This question has been already asked a few times, and, for instance, the accepted answer here gives an excellent intuitive explanation between the difference of the two, but now I'm trying to establish an intuitive link between similar explanations and the formal definitions of the respective convergences.
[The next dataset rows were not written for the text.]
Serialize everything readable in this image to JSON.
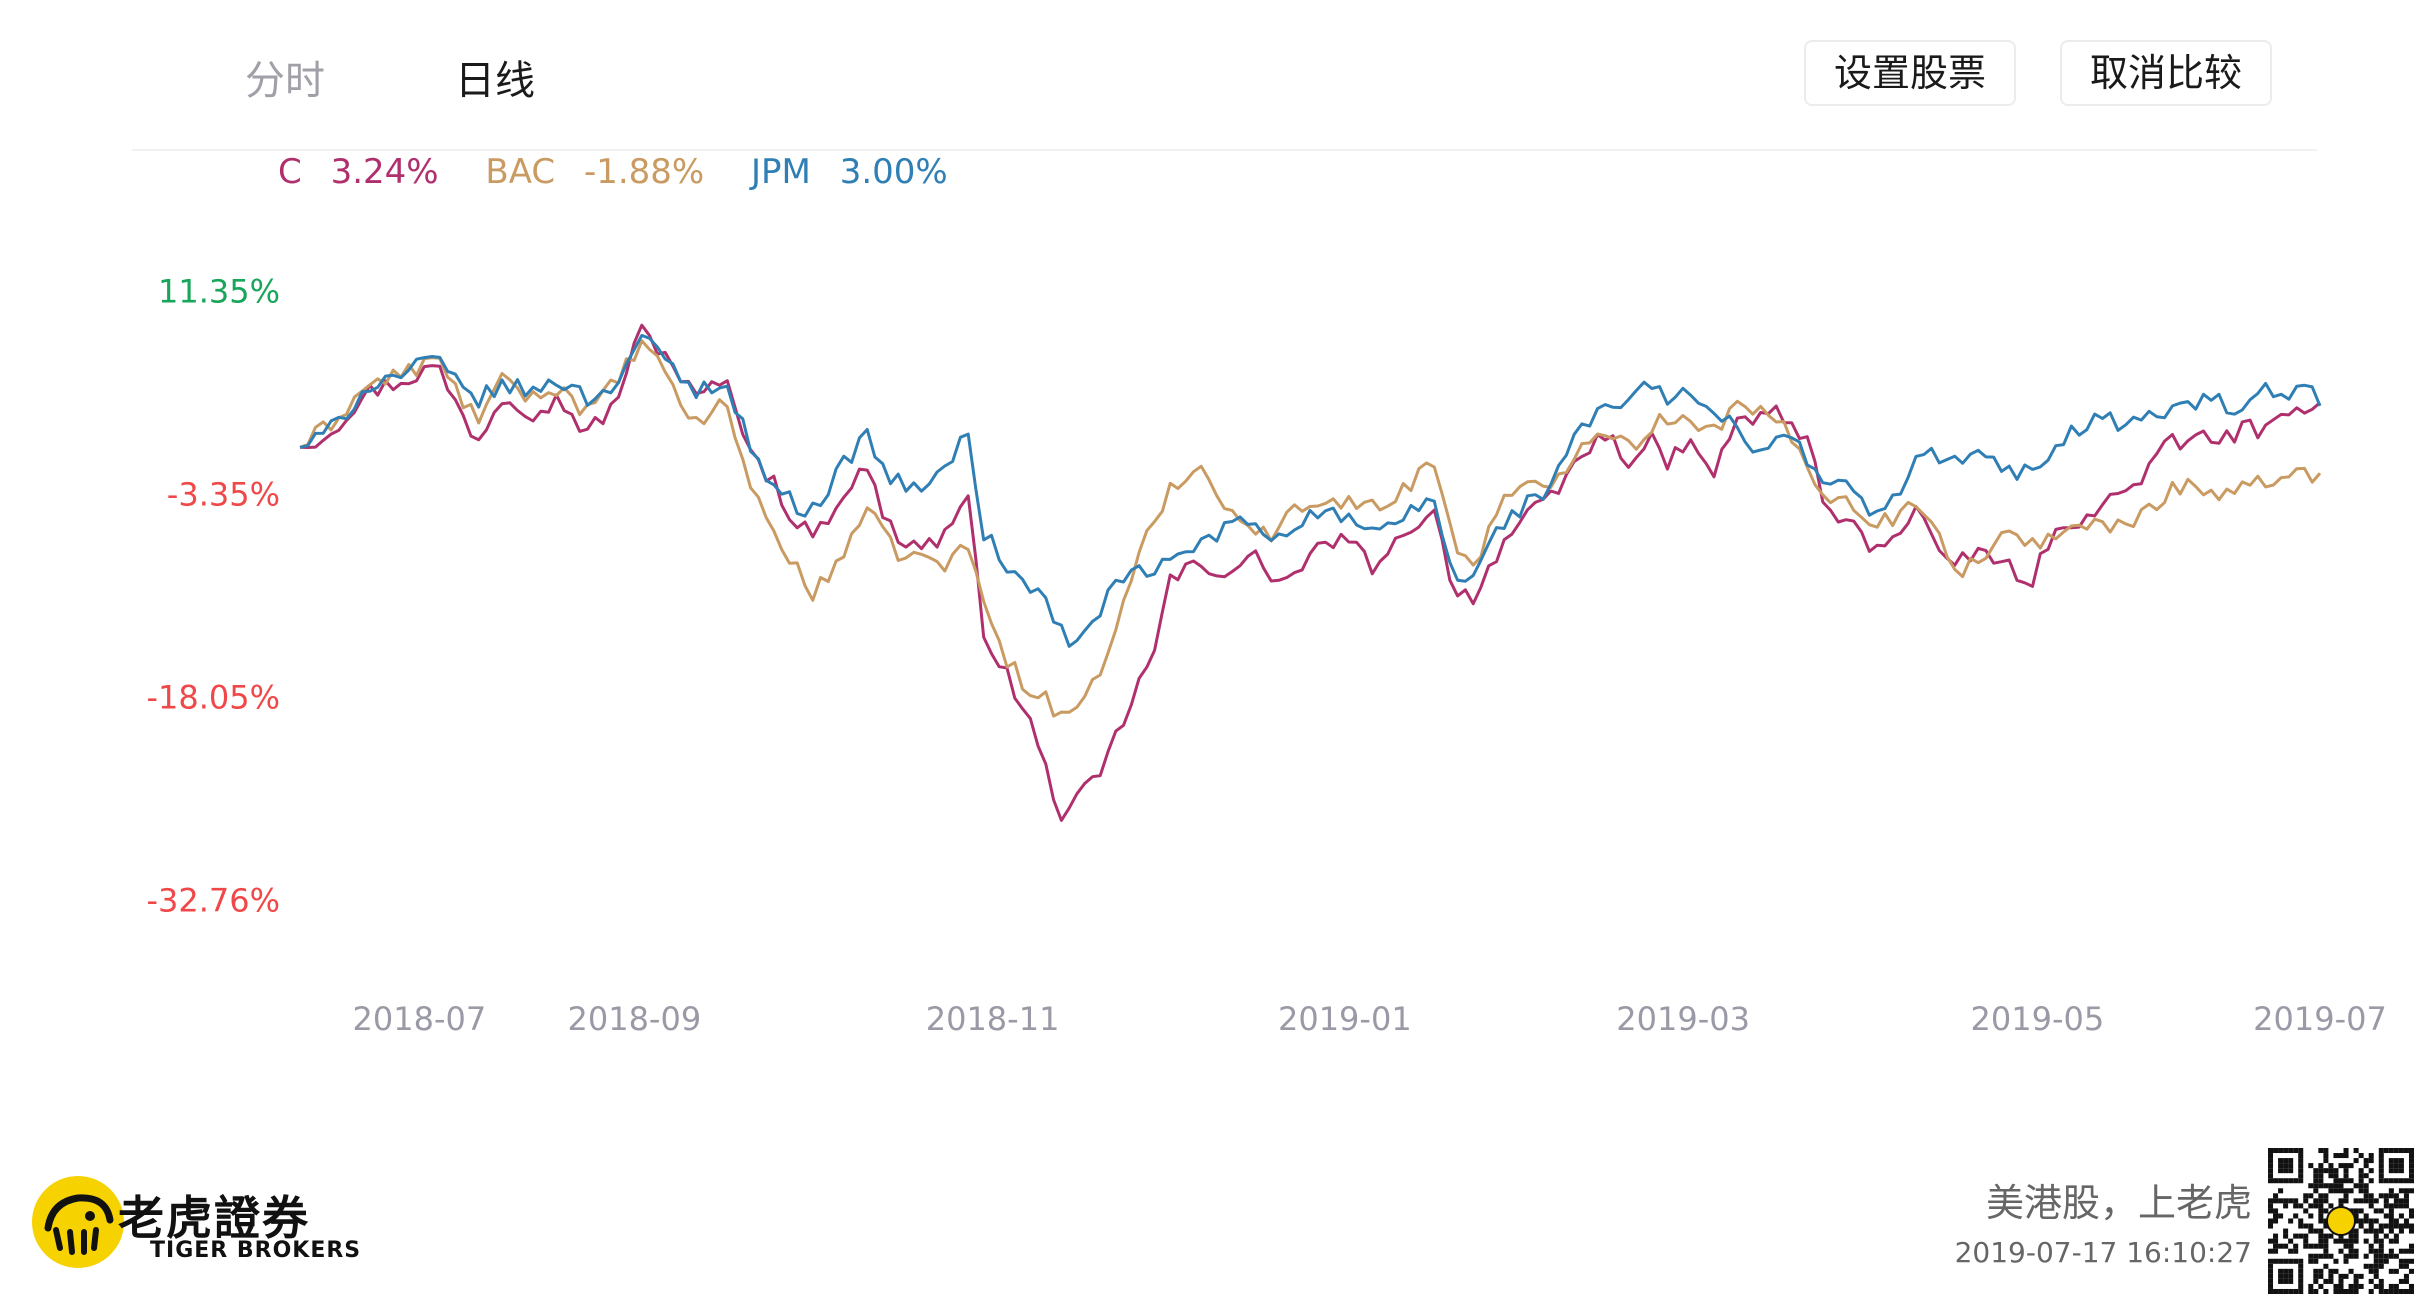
{
  "tabs": [
    {
      "label": "分时",
      "active": false
    },
    {
      "label": "日线",
      "active": true
    }
  ],
  "buttons": {
    "set_stocks": "设置股票",
    "cancel_compare": "取消比较"
  },
  "legend": [
    {
      "symbol": "C",
      "change": "3.24%",
      "color": "#b0306e"
    },
    {
      "symbol": "BAC",
      "change": "-1.88%",
      "color": "#c99b62"
    },
    {
      "symbol": "JPM",
      "change": "3.00%",
      "color": "#2f7fb5"
    }
  ],
  "brand": {
    "name_cn": "老虎證券",
    "name_en": "TIGER BROKERS",
    "slogan": "美港股，上老虎",
    "timestamp": "2019-07-17 16:10:27"
  },
  "colors": {
    "positive": "#19a55a",
    "negative": "#f04848",
    "axis_label": "#9a9aa6",
    "brand_yellow": "#f6d200"
  },
  "chart_data": {
    "type": "line",
    "title": "",
    "x_labels": [
      "2018-07",
      "2018-09",
      "2018-11",
      "2019-01",
      "2019-03",
      "2019-05",
      "2019-07"
    ],
    "x_label_index": [
      0.06,
      0.168,
      0.348,
      0.525,
      0.695,
      0.873,
      1.015
    ],
    "y_ticks": [
      "11.35%",
      "-3.35%",
      "-18.05%",
      "-32.76%"
    ],
    "y_tick_values": [
      11.35,
      -3.35,
      -18.05,
      -32.76
    ],
    "ylim": [
      -35.7,
      14.3
    ],
    "grid": false,
    "series": [
      {
        "name": "C",
        "color": "#b0306e",
        "keypoints": [
          [
            0,
            0
          ],
          [
            0.02,
            1.0
          ],
          [
            0.05,
            4.0
          ],
          [
            0.08,
            5.0
          ],
          [
            0.1,
            6.0
          ],
          [
            0.115,
            3.0
          ],
          [
            0.13,
            0.5
          ],
          [
            0.15,
            4.0
          ],
          [
            0.17,
            2.5
          ],
          [
            0.19,
            3.5
          ],
          [
            0.21,
            1.0
          ],
          [
            0.23,
            3.0
          ],
          [
            0.25,
            8.5
          ],
          [
            0.27,
            6.5
          ],
          [
            0.29,
            3.5
          ],
          [
            0.31,
            5.0
          ],
          [
            0.335,
            -1.0
          ],
          [
            0.35,
            -3.0
          ],
          [
            0.365,
            -6.0
          ],
          [
            0.38,
            -6.0
          ],
          [
            0.4,
            -3.0
          ],
          [
            0.415,
            -1.5
          ],
          [
            0.43,
            -5.5
          ],
          [
            0.445,
            -7.0
          ],
          [
            0.465,
            -7.0
          ],
          [
            0.49,
            -4.0
          ],
          [
            0.5,
            -13.0
          ],
          [
            0.52,
            -17.0
          ],
          [
            0.535,
            -20.0
          ],
          [
            0.55,
            -24.5
          ],
          [
            0.56,
            -27.0
          ],
          [
            0.57,
            -25.5
          ],
          [
            0.585,
            -24.0
          ],
          [
            0.6,
            -20.5
          ],
          [
            0.615,
            -17.0
          ],
          [
            0.625,
            -15.5
          ],
          [
            0.635,
            -10.0
          ],
          [
            0.655,
            -8.5
          ],
          [
            0.68,
            -9.0
          ],
          [
            0.7,
            -8.0
          ],
          [
            0.72,
            -10.0
          ],
          [
            0.74,
            -8.0
          ],
          [
            0.76,
            -6.5
          ],
          [
            0.775,
            -7.5
          ],
          [
            0.79,
            -9.0
          ],
          [
            0.81,
            -6.0
          ],
          [
            0.83,
            -4.5
          ],
          [
            0.845,
            -10.0
          ],
          [
            0.86,
            -11.0
          ],
          [
            0.88,
            -7.0
          ],
          [
            0.9,
            -5.0
          ],
          [
            0.92,
            -3.5
          ],
          [
            0.935,
            -1.0
          ],
          [
            0.955,
            1.0
          ],
          [
            0.975,
            -1.0
          ],
          [
            0.99,
            0.5
          ],
          [
            1.0,
            -1.5
          ],
          [
            1.015,
            0.5
          ],
          [
            1.035,
            -2.0
          ],
          [
            1.05,
            1.5
          ],
          [
            1.065,
            2.0
          ],
          [
            1.08,
            3.0
          ],
          [
            1.095,
            1.0
          ],
          [
            1.105,
            0.5
          ],
          [
            1.12,
            -5.0
          ],
          [
            1.135,
            -5.5
          ],
          [
            1.155,
            -7.5
          ],
          [
            1.17,
            -6.0
          ],
          [
            1.185,
            -4.5
          ],
          [
            1.2,
            -7.0
          ],
          [
            1.21,
            -9.5
          ],
          [
            1.22,
            -8.0
          ],
          [
            1.235,
            -7.5
          ],
          [
            1.25,
            -8.5
          ],
          [
            1.265,
            -10.5
          ],
          [
            1.28,
            -7.0
          ],
          [
            1.295,
            -6.0
          ],
          [
            1.31,
            -4.5
          ],
          [
            1.325,
            -4.0
          ],
          [
            1.34,
            -3.0
          ],
          [
            1.355,
            -1.5
          ],
          [
            1.37,
            0.5
          ],
          [
            1.38,
            0.0
          ],
          [
            1.395,
            1.0
          ],
          [
            1.41,
            0.5
          ],
          [
            1.425,
            1.5
          ],
          [
            1.44,
            1.0
          ],
          [
            1.455,
            2.0
          ],
          [
            1.47,
            3.2
          ],
          [
            1.48,
            3.24
          ]
        ]
      },
      {
        "name": "BAC",
        "color": "#c99b62",
        "keypoints": [
          [
            0,
            0
          ],
          [
            0.02,
            1.5
          ],
          [
            0.05,
            4.5
          ],
          [
            0.08,
            5.5
          ],
          [
            0.1,
            6.5
          ],
          [
            0.115,
            4.0
          ],
          [
            0.13,
            2.0
          ],
          [
            0.15,
            5.0
          ],
          [
            0.17,
            3.5
          ],
          [
            0.19,
            4.5
          ],
          [
            0.21,
            2.5
          ],
          [
            0.23,
            4.5
          ],
          [
            0.25,
            7.5
          ],
          [
            0.27,
            5.0
          ],
          [
            0.29,
            1.5
          ],
          [
            0.31,
            3.5
          ],
          [
            0.33,
            -2.5
          ],
          [
            0.345,
            -6.0
          ],
          [
            0.36,
            -8.0
          ],
          [
            0.375,
            -11.0
          ],
          [
            0.395,
            -8.0
          ],
          [
            0.415,
            -4.5
          ],
          [
            0.435,
            -7.5
          ],
          [
            0.455,
            -8.0
          ],
          [
            0.475,
            -8.5
          ],
          [
            0.49,
            -7.0
          ],
          [
            0.5,
            -11.0
          ],
          [
            0.515,
            -15.0
          ],
          [
            0.53,
            -17.0
          ],
          [
            0.545,
            -18.0
          ],
          [
            0.56,
            -20.0
          ],
          [
            0.57,
            -18.5
          ],
          [
            0.585,
            -16.5
          ],
          [
            0.6,
            -12.5
          ],
          [
            0.615,
            -8.0
          ],
          [
            0.625,
            -5.5
          ],
          [
            0.64,
            -2.5
          ],
          [
            0.66,
            -1.5
          ],
          [
            0.675,
            -3.5
          ],
          [
            0.69,
            -5.5
          ],
          [
            0.71,
            -6.5
          ],
          [
            0.73,
            -4.5
          ],
          [
            0.75,
            -3.5
          ],
          [
            0.77,
            -4.0
          ],
          [
            0.79,
            -4.5
          ],
          [
            0.81,
            -3.0
          ],
          [
            0.83,
            -0.5
          ],
          [
            0.845,
            -7.0
          ],
          [
            0.86,
            -8.5
          ],
          [
            0.88,
            -4.0
          ],
          [
            0.9,
            -3.0
          ],
          [
            0.92,
            -2.5
          ],
          [
            0.935,
            0.0
          ],
          [
            0.955,
            1.5
          ],
          [
            0.975,
            0.0
          ],
          [
            0.99,
            1.5
          ],
          [
            1.0,
            2.0
          ],
          [
            1.015,
            2.5
          ],
          [
            1.035,
            1.0
          ],
          [
            1.05,
            3.0
          ],
          [
            1.065,
            2.5
          ],
          [
            1.08,
            2.0
          ],
          [
            1.095,
            0.5
          ],
          [
            1.105,
            -1.5
          ],
          [
            1.12,
            -3.5
          ],
          [
            1.135,
            -4.0
          ],
          [
            1.155,
            -5.5
          ],
          [
            1.17,
            -5.0
          ],
          [
            1.185,
            -4.0
          ],
          [
            1.2,
            -5.5
          ],
          [
            1.21,
            -8.5
          ],
          [
            1.22,
            -9.0
          ],
          [
            1.235,
            -7.5
          ],
          [
            1.25,
            -6.5
          ],
          [
            1.265,
            -7.0
          ],
          [
            1.28,
            -6.5
          ],
          [
            1.295,
            -6.0
          ],
          [
            1.31,
            -5.5
          ],
          [
            1.325,
            -6.0
          ],
          [
            1.34,
            -5.5
          ],
          [
            1.355,
            -4.5
          ],
          [
            1.37,
            -3.0
          ],
          [
            1.385,
            -2.5
          ],
          [
            1.4,
            -3.5
          ],
          [
            1.415,
            -3.0
          ],
          [
            1.43,
            -2.5
          ],
          [
            1.445,
            -3.0
          ],
          [
            1.46,
            -2.0
          ],
          [
            1.475,
            -1.9
          ],
          [
            1.48,
            -1.88
          ]
        ]
      },
      {
        "name": "JPM",
        "color": "#2f7fb5",
        "keypoints": [
          [
            0,
            0
          ],
          [
            0.02,
            1.0
          ],
          [
            0.05,
            4.5
          ],
          [
            0.08,
            5.5
          ],
          [
            0.1,
            6.5
          ],
          [
            0.115,
            4.5
          ],
          [
            0.13,
            3.5
          ],
          [
            0.15,
            4.5
          ],
          [
            0.17,
            4.0
          ],
          [
            0.19,
            5.0
          ],
          [
            0.21,
            3.5
          ],
          [
            0.23,
            4.5
          ],
          [
            0.25,
            8.0
          ],
          [
            0.27,
            6.0
          ],
          [
            0.29,
            4.0
          ],
          [
            0.31,
            5.0
          ],
          [
            0.335,
            -1.0
          ],
          [
            0.35,
            -3.0
          ],
          [
            0.365,
            -4.5
          ],
          [
            0.38,
            -4.0
          ],
          [
            0.4,
            -1.0
          ],
          [
            0.415,
            1.0
          ],
          [
            0.43,
            -2.0
          ],
          [
            0.445,
            -3.0
          ],
          [
            0.465,
            -2.5
          ],
          [
            0.49,
            1.0
          ],
          [
            0.5,
            -6.0
          ],
          [
            0.52,
            -9.0
          ],
          [
            0.54,
            -10.5
          ],
          [
            0.555,
            -12.5
          ],
          [
            0.565,
            -15.0
          ],
          [
            0.575,
            -13.5
          ],
          [
            0.59,
            -11.0
          ],
          [
            0.605,
            -9.5
          ],
          [
            0.62,
            -9.0
          ],
          [
            0.635,
            -8.5
          ],
          [
            0.65,
            -7.5
          ],
          [
            0.67,
            -6.5
          ],
          [
            0.69,
            -5.0
          ],
          [
            0.71,
            -6.5
          ],
          [
            0.73,
            -5.5
          ],
          [
            0.75,
            -4.5
          ],
          [
            0.77,
            -5.5
          ],
          [
            0.79,
            -6.5
          ],
          [
            0.81,
            -5.0
          ],
          [
            0.83,
            -3.5
          ],
          [
            0.845,
            -9.5
          ],
          [
            0.86,
            -9.5
          ],
          [
            0.88,
            -5.5
          ],
          [
            0.9,
            -4.0
          ],
          [
            0.92,
            -2.5
          ],
          [
            0.935,
            1.5
          ],
          [
            0.955,
            2.5
          ],
          [
            0.975,
            3.5
          ],
          [
            0.99,
            4.5
          ],
          [
            1.0,
            3.5
          ],
          [
            1.015,
            4.0
          ],
          [
            1.035,
            2.5
          ],
          [
            1.05,
            1.5
          ],
          [
            1.065,
            -0.5
          ],
          [
            1.08,
            1.0
          ],
          [
            1.095,
            0.5
          ],
          [
            1.105,
            -1.0
          ],
          [
            1.12,
            -2.5
          ],
          [
            1.135,
            -3.0
          ],
          [
            1.155,
            -5.0
          ],
          [
            1.17,
            -3.5
          ],
          [
            1.185,
            -1.0
          ],
          [
            1.2,
            -0.5
          ],
          [
            1.215,
            -1.0
          ],
          [
            1.23,
            -0.5
          ],
          [
            1.245,
            -1.5
          ],
          [
            1.26,
            -2.0
          ],
          [
            1.275,
            -1.0
          ],
          [
            1.29,
            0.5
          ],
          [
            1.305,
            1.5
          ],
          [
            1.32,
            2.5
          ],
          [
            1.335,
            1.5
          ],
          [
            1.35,
            2.0
          ],
          [
            1.365,
            2.5
          ],
          [
            1.38,
            3.0
          ],
          [
            1.4,
            3.5
          ],
          [
            1.42,
            2.5
          ],
          [
            1.44,
            4.0
          ],
          [
            1.46,
            3.5
          ],
          [
            1.47,
            4.5
          ],
          [
            1.48,
            3.0
          ]
        ]
      }
    ]
  }
}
So, written formally, $X_n \rightarrow_{a.s.} X$ is equivalent to
$$
\forall \xi : \forall \epsilon \exists n_\epsilon : \forall n > n_\epsilon : P \{ \exists m \geq n : | X_m – X | > \xi \} < \epsilon.
$$
On the other hand, $X_n \rightarrow_{p} X$ is equivalent to
$$
\forall \xi : \forall \epsilon \exists n_\epsilon : \forall n > n_\epsilon : P \{| X_n – X | > \xi \} < \epsilon.
$$
Factoring out the common predicates, it boils down to the difference between $P \{ \exists m \geq n : | X_m – X | > \xi \} < \epsilon$ and $P \{| X_n – X | > \xi \} < \epsilon$.
In other words, if I get it right, it boils down to whether the probability of a deviation too big of any (for the almost sure convergence) or each individual (for the convergence in probability) of the members of the sequence starting at a sufficiently large $n$ will be small enough.
It's immediately obvious why almost sure convergence includes convergence in probability. But what is not obvious to me is why the converse isn't true: why each individual member of the sequence being unlikely to get far from the limiting random variable doesn't imply that any member (starting perhaps at a much further point) won't be far too?
I know some counter-examples of random variables converging in probability but not almost surely, but they don't really help to grok what exactly breaks when trying to make the above implication. So, perhaps this is more of real analysis or logical question.
Best Answer
Okay so $\Omega=[0,1]$ and our probability measure is just the Lebesgue measure on the interval. Consider $X_k=\mathbb{1}_{[0,\frac{1}{k}]}$ now these converge almost surely and in probability. As it converges pointwise except for the 0. And $P(\{0\})=0$. So let's make those a bit more clever.
Now the issue is to write down a formula for this, but what happens if you move those intervals over the [0,1] interval before making them smaller? You could properly define this recursively. But it is probably easier to see from example:
$$1_{[0,1]},1_{[0,\frac12]},1_{[\frac12,1]},1_{[0,\frac13]},1_{[\frac23,\frac13]},...$$
Now the interval gets smaller or stays equal with every step. Which means that $\forall\varepsilon\ P(X_k>\varepsilon)$ converges to zero which is convergence in probability. But you can not find a zero set which is the only affected part. Because for every natural number you have a positive interval size which gets shifted over every part of the [0,1] intervall. Which means that actually the entire [0,1] intervall fulfills: $\exists m>k:X_m(x)>\varepsilon$ thus $P(\exists m>k:X_m>\varepsilon)=P([0,1])=1 \ \forall\varepsilon>0$
Note the difference between these two sets: $$\{x\in[0,1]:X_k(x)>\varepsilon\}$$ which is a smaller and smaller set for increasing k. And: $$\{x\in[0,1]:\exists m>k:X_m(x)>\varepsilon\} =[0,1]$$
Now there is actually a theorem which states that every sequence of random variables which converges in probability has a subsequence which converges almost surely. And you can easily construct such a sequence in our example. It is the sequence we started with.
So the difference is, that in one case you just say that the probability that it doesn't converge goes to zero. In the other case you can actually find a set which has probability zero, which is the only part in which it doesn't converge pointwise. This is a lot stronger, as the bad stuff is actually contained in a sense.